She has Aadhaar, PAN, and a voter ID, yet India won’t issue her a passport: Why?

# News Desk
Representative image: AI
Representative image: AI

At 26, Dolly Vadalia has almost every document that marks her as Indian, an Aadhaar card, PAN card, voter ID, university degree, and even a marriage registered in India. But there is one thing she still does not have: A passport.

And without it, she cannot leave the country, join her husband in Canada, or even prove she officially belongs anywhere in the world.

What has trapped the Gujarat woman in this extraordinary legal limbo is a flood that struck Mozambique just one day after she was born. A newborn, a flood, and a hurried escape

Vadalia was born on February 18, 2000, in Xai-Xai province of Mozambique, where her father Ketan Baria and mother Aarti were running a wholesale grocery business.

However, within hours of her birth, devastating floods triggered by cyclones ripped through southern Mozambique, swallowing homes, roads, and marketplaces. The family says survival became the only priority.

With floodwaters rising and disease fears spreading, the Indian families living in the region began fleeing.

Vadalia’s parents obtained an emergency certificate from the authorities and escaped first by helicopter to Maputo before flying back to India with their 18-day-old daughter.

In the chaos, one crucial formality never happened: Her birth was not registered with the Indian consulate within one year, a requirement under Indian citizenship law for children born abroad to Indian parents.

That missed deadline would come back to haunt the family decades later. The Baria family eventually settled in Gujarat and rebuilt their lives.

Vadalia grew up like any other Indian child.

She studied in Indian schools and colleges, earned a Master’s degree in dietetics, and obtained every major Indian identity document without difficulty.
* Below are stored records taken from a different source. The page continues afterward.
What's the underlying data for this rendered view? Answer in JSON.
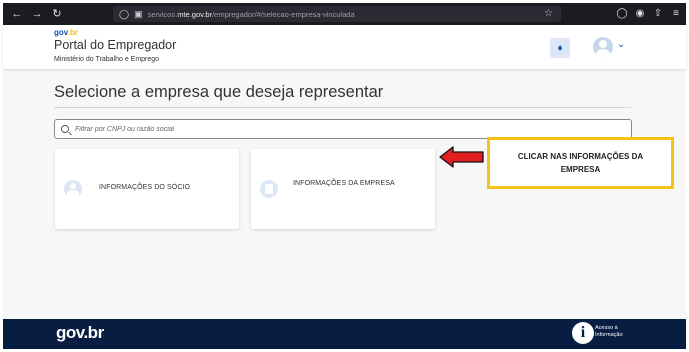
{
  "browser": {
    "url_prefix": "servicos.",
    "url_domain": "mte.gov.br",
    "url_path": "/empregador/#/selecao-empresa-vinculada"
  },
  "header": {
    "logo_gov": "gov",
    "logo_br": ".br",
    "portal_title": "Portal do Empregador",
    "ministry": "Ministério do Trabalho e Emprego"
  },
  "main": {
    "heading": "Selecione a empresa que deseja representar",
    "search_placeholder": "Filtrar por CNPJ ou razão social",
    "cards": [
      {
        "label": "INFORMAÇÕES DO SÓCIO"
      },
      {
        "label": "INFORMAÇÕES DA EMPRESA"
      }
    ]
  },
  "annotation": {
    "callout_text": "CLICAR NAS INFORMAÇÕES DA EMPRESA",
    "arrow_color": "#e02020",
    "border_color": "#f6c414"
  },
  "footer": {
    "logo": "gov.br",
    "info_icon_letter": "i",
    "info_label": "Acesso à Informação"
  },
  "colors": {
    "primary": "#1351b4",
    "footer_bg": "#071d41"
  }
}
Her family believed citizenship could be formally claimed once she turned 18.

However, when Vadalia later applied for an Indian passport after marrying a Canada-based man, officials informed her that she first needed proof of Indian citizenship. That is when the family realised the scale of the crisis.

The citizenship deadlock

Indian authorities rejected her passport applications twice, saying she had failed to establish citizenship by descent because her birth abroad had never been registered with the Indian mission in Mozambique.

At the same time, Mozambique authorities reportedly refused to issue her a passport because the emergency certificate used to bring her to India had expired years ago.

The result is a bizarre Catch-22 situation: Vadalia cannot apply for Indian citizenship because the process requires a valid foreign passport, but she also cannot obtain a foreign passport because no country currently recognises her citizenship.

For the last two years, the family has been moving between courts, government offices, and embassies searching for a solution.

In one dramatic legal attempt, the family approached a Rajkot court seeking to have Dolly’s birth legally treated as having occurred in India.

A local court directed the Rajkot Municipal Corporation to issue a birth certificate showing Rajkot as her birthplace, but authorities challenged the move, arguing it recorded incorrect information.

On April 30, the Gujarat High Court dealt another setback by refusing her plea for an Indian passport and observing that she had failed to prove Indian citizenship under the existing law.

Now, Vadalia plans to challenge the order before a division bench. For her family, the issue is not just legal; it is deeply personal.

They insist the missing paperwork was not negligence, but the consequence of a disaster that nearly cost them their lives.

More than two decades after the Mozambique floods, the family says the emergency escape that once saved Vadalia has now left her stranded between nations, recognised by documents, but not by citizenship.